El día se iba calentando a medida que el sol trepaba con firmeza a través de la mañana. Tras varias horas de desnuda y solitaria caminata, decidió descansar un rato al llegar a lo alto de una colina desde la que se podía ver todo el paisaje a la redonda: la huerta valenciana en todo su esplendor de primavera. Y él ahí, contemplándola, aún con vida,  desde aquella pequeña cima, desnudo y solo, como si fuera un desterrado Adán. Aprovechó entonces para extender su ropa sobre unas rocas para que el sol la secase y para comerse con tranquilidad unas naranjas que había cogido por el camino.
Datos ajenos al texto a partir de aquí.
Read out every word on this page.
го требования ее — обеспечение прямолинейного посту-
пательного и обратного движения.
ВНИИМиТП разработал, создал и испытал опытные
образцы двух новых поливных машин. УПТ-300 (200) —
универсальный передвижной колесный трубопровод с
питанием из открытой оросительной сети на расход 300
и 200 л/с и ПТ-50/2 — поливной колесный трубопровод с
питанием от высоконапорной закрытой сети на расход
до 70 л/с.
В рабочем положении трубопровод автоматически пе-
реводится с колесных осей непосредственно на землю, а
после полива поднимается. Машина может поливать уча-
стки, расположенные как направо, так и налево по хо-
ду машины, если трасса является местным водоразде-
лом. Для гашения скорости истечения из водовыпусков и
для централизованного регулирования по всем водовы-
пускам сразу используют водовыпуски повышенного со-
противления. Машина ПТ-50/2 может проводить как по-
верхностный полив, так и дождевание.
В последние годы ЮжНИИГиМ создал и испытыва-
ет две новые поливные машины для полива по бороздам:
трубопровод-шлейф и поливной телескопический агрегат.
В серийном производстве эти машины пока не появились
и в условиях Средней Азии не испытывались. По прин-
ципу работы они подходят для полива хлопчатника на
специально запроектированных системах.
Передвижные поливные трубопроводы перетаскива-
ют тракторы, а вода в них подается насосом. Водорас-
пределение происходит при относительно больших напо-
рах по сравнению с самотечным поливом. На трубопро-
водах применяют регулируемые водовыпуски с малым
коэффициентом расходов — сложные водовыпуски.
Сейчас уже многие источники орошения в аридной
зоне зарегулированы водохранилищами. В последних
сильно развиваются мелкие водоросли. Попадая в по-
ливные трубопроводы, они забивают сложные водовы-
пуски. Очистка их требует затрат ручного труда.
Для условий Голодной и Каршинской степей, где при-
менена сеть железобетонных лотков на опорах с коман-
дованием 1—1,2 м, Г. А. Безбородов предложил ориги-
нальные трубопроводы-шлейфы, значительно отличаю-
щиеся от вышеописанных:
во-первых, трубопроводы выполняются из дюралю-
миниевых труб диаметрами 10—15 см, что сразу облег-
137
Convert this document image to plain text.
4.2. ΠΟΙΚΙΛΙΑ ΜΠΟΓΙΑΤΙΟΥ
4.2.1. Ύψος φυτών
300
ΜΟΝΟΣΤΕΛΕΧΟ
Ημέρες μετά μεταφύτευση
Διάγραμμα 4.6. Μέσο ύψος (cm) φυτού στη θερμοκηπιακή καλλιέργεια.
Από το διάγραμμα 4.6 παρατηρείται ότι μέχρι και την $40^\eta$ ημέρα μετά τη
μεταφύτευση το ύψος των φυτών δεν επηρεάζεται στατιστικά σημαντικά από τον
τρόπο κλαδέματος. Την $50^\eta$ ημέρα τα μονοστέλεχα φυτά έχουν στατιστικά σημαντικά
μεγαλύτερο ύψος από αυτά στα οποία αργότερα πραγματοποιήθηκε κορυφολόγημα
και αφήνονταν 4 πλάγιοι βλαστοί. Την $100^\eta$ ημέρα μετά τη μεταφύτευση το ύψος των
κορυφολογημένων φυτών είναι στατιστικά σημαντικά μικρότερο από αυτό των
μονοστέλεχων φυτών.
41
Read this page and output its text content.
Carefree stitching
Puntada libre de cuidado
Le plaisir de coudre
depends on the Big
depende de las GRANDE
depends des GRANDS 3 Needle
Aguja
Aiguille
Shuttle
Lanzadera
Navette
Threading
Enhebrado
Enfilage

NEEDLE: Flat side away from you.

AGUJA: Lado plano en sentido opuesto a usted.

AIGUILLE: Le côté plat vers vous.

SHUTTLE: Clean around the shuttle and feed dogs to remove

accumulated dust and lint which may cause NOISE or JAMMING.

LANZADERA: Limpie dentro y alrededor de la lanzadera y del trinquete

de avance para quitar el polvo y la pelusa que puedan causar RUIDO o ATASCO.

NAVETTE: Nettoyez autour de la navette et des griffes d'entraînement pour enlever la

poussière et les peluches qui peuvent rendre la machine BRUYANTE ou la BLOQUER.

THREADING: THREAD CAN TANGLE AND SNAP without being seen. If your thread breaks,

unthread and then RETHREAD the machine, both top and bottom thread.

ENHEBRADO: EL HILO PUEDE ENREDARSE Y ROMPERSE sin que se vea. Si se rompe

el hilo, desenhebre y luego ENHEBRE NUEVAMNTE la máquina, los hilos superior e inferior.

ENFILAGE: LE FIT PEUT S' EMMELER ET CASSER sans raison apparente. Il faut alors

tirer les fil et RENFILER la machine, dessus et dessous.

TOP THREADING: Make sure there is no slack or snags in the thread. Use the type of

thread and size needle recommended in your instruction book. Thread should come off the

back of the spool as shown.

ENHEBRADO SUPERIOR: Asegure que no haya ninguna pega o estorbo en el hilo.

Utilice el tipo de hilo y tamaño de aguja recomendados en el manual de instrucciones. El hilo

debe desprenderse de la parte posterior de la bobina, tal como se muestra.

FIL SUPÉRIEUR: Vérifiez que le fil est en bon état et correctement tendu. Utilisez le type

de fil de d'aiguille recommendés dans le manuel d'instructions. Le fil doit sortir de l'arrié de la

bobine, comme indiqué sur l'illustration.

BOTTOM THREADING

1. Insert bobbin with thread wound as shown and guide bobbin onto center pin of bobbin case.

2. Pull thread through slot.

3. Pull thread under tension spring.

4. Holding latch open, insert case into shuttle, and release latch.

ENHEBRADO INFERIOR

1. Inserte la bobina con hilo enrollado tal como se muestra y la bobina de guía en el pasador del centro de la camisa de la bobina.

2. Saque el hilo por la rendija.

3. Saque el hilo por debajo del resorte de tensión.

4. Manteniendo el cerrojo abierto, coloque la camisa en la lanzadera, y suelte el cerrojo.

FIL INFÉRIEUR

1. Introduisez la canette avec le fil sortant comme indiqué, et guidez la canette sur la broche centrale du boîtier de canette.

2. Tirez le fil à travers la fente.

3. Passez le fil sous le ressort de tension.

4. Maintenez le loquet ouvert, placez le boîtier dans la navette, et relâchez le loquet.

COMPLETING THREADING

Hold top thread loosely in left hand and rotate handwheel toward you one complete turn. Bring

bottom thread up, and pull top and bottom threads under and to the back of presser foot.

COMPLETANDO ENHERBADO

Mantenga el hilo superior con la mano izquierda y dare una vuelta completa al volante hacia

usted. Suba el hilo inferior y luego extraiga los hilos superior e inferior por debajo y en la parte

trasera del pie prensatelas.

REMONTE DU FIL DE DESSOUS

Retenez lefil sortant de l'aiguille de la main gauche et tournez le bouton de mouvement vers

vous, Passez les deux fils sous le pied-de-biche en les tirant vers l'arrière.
Al terminar, se tumbó sobre la fresca hierba y se encendió un cigarro que había conseguido salvar de la lluvia en un bolsillo interior de su chaqueta. Con los ojos cerrados, calentando el sol su cuerpo desnudo, saboreó lentamente el humo, calada tras calada, y sintió apoderarse de él una irremediable inmensa alegría, que le inundó por completo como no le ocurría desde su infancia. “Sólo por un momento así vale la pena una vida…” resonó una voz en su interior, tan conocida como misteriosa. Y en esa sensación de dicha completa, tumbado al sol en la sagrada tierra, se mantuvo sin tiempo hasta caer rendido por un sueño tan reparador como luminoso.

 

Cuando volvió a despertar, aunque sabía que debía regresar con prontitud antes de que los franquistas se hicieran con las últimas zonas libres por las que él debía retornar, recogió con calma la ya seca y limpia ropa y se vistió sereno contemplando, con la cabeza bien alta, el lejano y circular horizonte desde aquel pequeño cerro, como si fuera, ahora sí, de verdad, de nuevo el primer hombre. Y volvió a emprender con entereza su camino con la seguridad del que se sabe ya en casa.

 



[1] Canción escrita en Valencia a mediados del año 1938 bajo el título de “Peleamos” por Pedro Garfias, poeta vanguardista inicialmente ligado al Ultraísmo y fundador de la Alianza de Intelectuales Antifascistas para la Defensa de la Cultura.